TC88 wrote to HKSPCA, HK Dog Rescue, Save HK’s cats and dogs . This kind of cruel, inhumane, and sad treatment of these animals needs to be stopped. This situation is also feeding the problem of abandoned animals and adoption problems arising due to the traumatized history of these animals. They may also be presenting health risks to humans given the disease breeding conditions they are kept in.
Here’s a gift to the animals:
- Write to your local animal protection societies and press them to take more aggressive action to investigate these shops, confiscate abused animals, and provide them the loving and responsible homes all animals deserve.
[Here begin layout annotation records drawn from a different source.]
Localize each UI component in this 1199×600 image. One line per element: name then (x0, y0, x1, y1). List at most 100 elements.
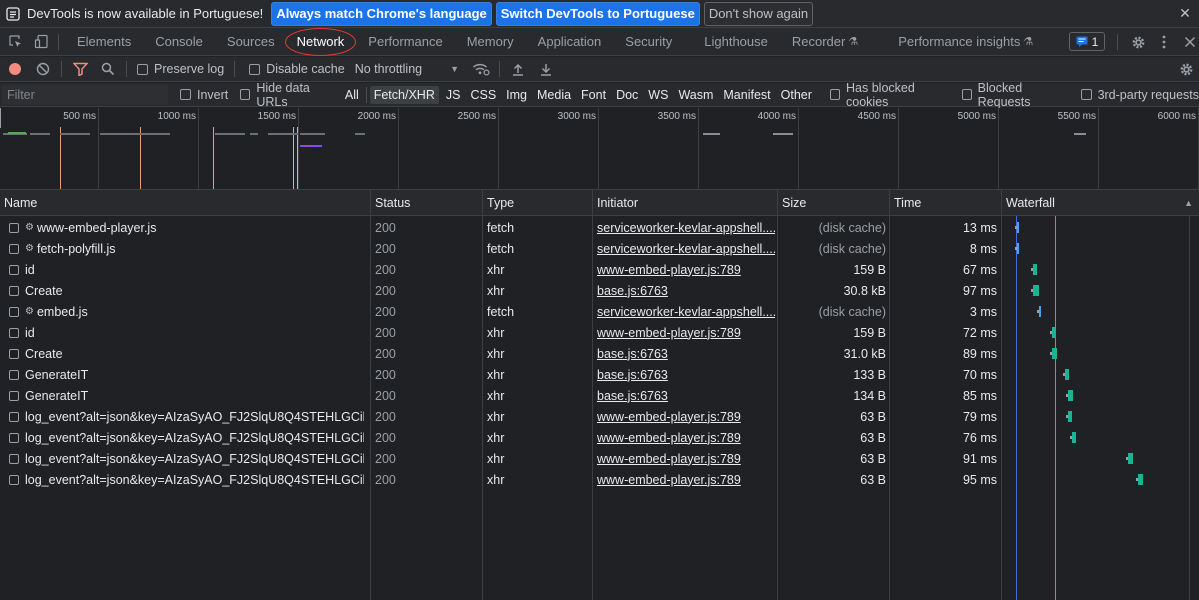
more-options-icon[interactable] (1151, 29, 1177, 55)
invert-box[interactable] (180, 89, 191, 100)
request-initiator-link[interactable]: www-embed-player.js:789 (597, 259, 775, 280)
row-checkbox[interactable] (9, 285, 19, 296)
column-header-time[interactable]: Time (890, 190, 1001, 216)
column-header-status[interactable]: Status (371, 190, 482, 216)
request-initiator-link[interactable]: serviceworker-kevlar-appshell.... (597, 238, 775, 259)
throttling-select[interactable]: No throttling ▼ (355, 62, 459, 76)
close-infobar-icon[interactable]: ✕ (1177, 5, 1193, 21)
row-checkbox[interactable] (9, 243, 19, 254)
request-initiator-link[interactable]: base.js:6763 (597, 343, 775, 364)
type-filter-js[interactable]: JS (442, 86, 465, 104)
type-filter-font[interactable]: Font (577, 86, 610, 104)
waterfall-bar[interactable] (1067, 390, 1073, 401)
table-row[interactable]: id 200 xhr www-embed-player.js:789 159 B 72 m… (0, 322, 1199, 343)
waterfall-bar[interactable] (1064, 369, 1070, 380)
request-name-cell[interactable]: ⚙ fetch-polyfill.js (9, 238, 364, 259)
row-checkbox[interactable] (9, 264, 19, 275)
request-name-cell[interactable]: id (9, 322, 364, 343)
table-row[interactable]: log_event?alt=json&key=AIzaSyAO_FJ2SlqU8… (0, 406, 1199, 427)
type-filter-doc[interactable]: Doc (612, 86, 642, 104)
tab-network[interactable]: Network (284, 27, 356, 56)
row-checkbox[interactable] (9, 411, 19, 422)
table-row[interactable]: ⚙ fetch-polyfill.js 200 fetch serviceworker-… (0, 238, 1199, 259)
tab-console[interactable]: Console (147, 28, 211, 56)
type-filter-manifest[interactable]: Manifest (719, 86, 774, 104)
column-header-name[interactable]: Name (0, 190, 370, 216)
disable-cache-box[interactable] (249, 63, 261, 75)
table-row[interactable]: log_event?alt=json&key=AIzaSyAO_FJ2SlqU8… (0, 427, 1199, 448)
preserve-log-box[interactable] (137, 63, 148, 75)
waterfall-bar[interactable] (1051, 348, 1057, 359)
network-overview-timeline[interactable]: 500 ms 1000 ms 1500 ms 2000 ms 2500 ms 3000 m… (0, 108, 1199, 190)
table-row[interactable]: log_event?alt=json&key=AIzaSyAO_FJ2SlqU8… (0, 448, 1199, 469)
row-checkbox[interactable] (9, 390, 19, 401)
request-initiator-link[interactable]: www-embed-player.js:789 (597, 427, 775, 448)
disable-cache-checkbox[interactable]: Disable cache (249, 62, 345, 76)
table-row[interactable]: ⚙ embed.js 200 fetch serviceworker-kevlar-ap… (0, 301, 1199, 322)
third-party-requests-box[interactable] (1080, 89, 1092, 100)
clear-icon[interactable] (29, 57, 57, 81)
row-checkbox[interactable] (9, 348, 19, 359)
row-checkbox[interactable] (9, 369, 19, 380)
has-blocked-cookies-checkbox[interactable]: Has blocked cookies (829, 81, 950, 109)
column-header-type[interactable]: Type (483, 190, 592, 216)
filter-funnel-icon[interactable] (66, 57, 94, 81)
table-row[interactable]: ⚙ www-embed-player.js 200 fetch serviceworke… (0, 217, 1199, 238)
table-row[interactable]: log_event?alt=json&key=AIzaSyAO_FJ2SlqU8… (0, 469, 1199, 490)
record-icon[interactable] (1, 57, 29, 81)
column-header-size[interactable]: Size (778, 190, 889, 216)
blocked-requests-checkbox[interactable]: Blocked Requests (961, 81, 1069, 109)
tab-application[interactable]: Application (530, 28, 610, 56)
request-initiator-link[interactable]: www-embed-player.js:789 (597, 322, 775, 343)
request-initiator-link[interactable]: base.js:6763 (597, 364, 775, 385)
type-filter-media[interactable]: Media (533, 86, 575, 104)
request-name-cell[interactable]: log_event?alt=json&key=AIzaSyAO_FJ2SlqU8… (9, 469, 364, 490)
type-filter-css[interactable]: CSS (466, 86, 500, 104)
inspect-element-icon[interactable] (2, 29, 28, 55)
request-name-cell[interactable]: log_event?alt=json&key=AIzaSyAO_FJ2SlqU8… (9, 427, 364, 448)
invert-checkbox[interactable]: Invert (180, 88, 228, 102)
waterfall-bar[interactable] (1016, 243, 1019, 254)
row-checkbox[interactable] (9, 432, 19, 443)
switch-to-portuguese-button[interactable]: Switch DevTools to Portuguese (495, 1, 700, 26)
tab-memory[interactable]: Memory (459, 28, 522, 56)
tab-recorder[interactable]: Recorder ⚗ (784, 28, 866, 56)
waterfall-bar[interactable] (1038, 306, 1041, 317)
row-checkbox[interactable] (9, 306, 19, 317)
request-name-cell[interactable]: id (9, 259, 364, 280)
type-filter-all[interactable]: All (341, 86, 363, 104)
waterfall-bar[interactable] (1137, 474, 1144, 485)
tab-sources[interactable]: Sources (219, 28, 283, 56)
request-name-cell[interactable]: GenerateIT (9, 385, 364, 406)
hide-data-urls-box[interactable] (240, 89, 251, 100)
request-name-cell[interactable]: log_event?alt=json&key=AIzaSyAO_FJ2SlqU8… (9, 448, 364, 469)
waterfall-bar[interactable] (1051, 327, 1056, 338)
waterfall-bar[interactable] (1127, 453, 1134, 464)
request-name-cell[interactable]: ⚙ embed.js (9, 301, 364, 322)
type-filter-other[interactable]: Other (777, 86, 816, 104)
row-checkbox[interactable] (9, 474, 19, 485)
hide-data-urls-checkbox[interactable]: Hide data URLs (240, 81, 336, 109)
tab-security[interactable]: Security (617, 28, 680, 56)
request-name-cell[interactable]: GenerateIT (9, 364, 364, 385)
settings-gear-icon[interactable] (1125, 29, 1151, 55)
request-initiator-link[interactable]: www-embed-player.js:789 (597, 448, 775, 469)
request-initiator-link[interactable]: serviceworker-kevlar-appshell.... (597, 301, 775, 322)
network-conditions-wifi-icon[interactable] (467, 57, 495, 81)
table-row[interactable]: id 200 xhr www-embed-player.js:789 159 B 67 m… (0, 259, 1199, 280)
type-filter-fetch-xhr[interactable]: Fetch/XHR (369, 85, 439, 104)
waterfall-bar[interactable] (1033, 285, 1039, 296)
has-blocked-cookies-box[interactable] (829, 89, 841, 100)
tab-elements[interactable]: Elements (69, 28, 139, 56)
row-checkbox[interactable] (9, 453, 19, 464)
table-row[interactable]: GenerateIT 200 xhr base.js:6763 133 B 70 ms (0, 364, 1199, 385)
column-header-waterfall[interactable]: Waterfall ▲ (1002, 190, 1199, 216)
export-har-icon[interactable] (532, 57, 560, 81)
dont-show-again-button[interactable]: Don't show again (703, 1, 814, 26)
waterfall-bar[interactable] (1071, 432, 1077, 443)
issues-counter-button[interactable]: 1 (1069, 32, 1105, 51)
network-settings-gear-icon[interactable] (1172, 57, 1199, 81)
tab-performance-insights[interactable]: Performance insights ⚗ (890, 28, 1041, 56)
request-name-cell[interactable]: Create (9, 343, 364, 364)
table-row[interactable]: Create 200 xhr base.js:6763 31.0 kB 89 ms (0, 343, 1199, 364)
- Write to international animal protection groups such as Humane Society International--this problem exists in many parts of the world.
Don’t buy, Adopt! Support your local animal shelters, or pet stores that offer adoptions, like Petco that started an
adoption program in 2004; its foundation also donates to support animal charities.
Support groups that are addressing the causes as well as rescuing, caring for animals, and helping them find good loving homes.
Support shopping sites that donate to animal rescues, such as The Animal Rescue Site store

Once again, you have hit the nail on the head. The issue of pet shops is one that I feel very strongly about, and occasionally makes headlines in the SCMP. The government’s attitude is reprehensible, treating pets like any other commodity and bowing to pressure from the shop owners (which is very odd, given how small a part of the Hong Kong economy they are). As a result, many if not most of the animals in those shops are sick and many die within days of leaving the shop. The stores themselves are petri dishes for disease, and the conditions of the breeders in the mainland are tragic. It is heart breaking, as you say.
The points you make on your blog are excellent. I would add the following, based on my minimal research:
I’ve come to the belief that Hong Kong should 1) tighten the regulation and supervision of the import of animals, 2) make spaying mandatory for pets, 3) introduce much tighter licensing for who can sell pets and under what conditions for the animals, and 4) (and this is more of a controversial one) have some kind of licensing for new pet owners. There is, as you saw, a very cavalier attitude towards pets here. It’s too easy to buy pets here, and it’s way too easy to sell them.
Thanks HK Pet Lover! Let’s do what we can to make a difference — all of us who care!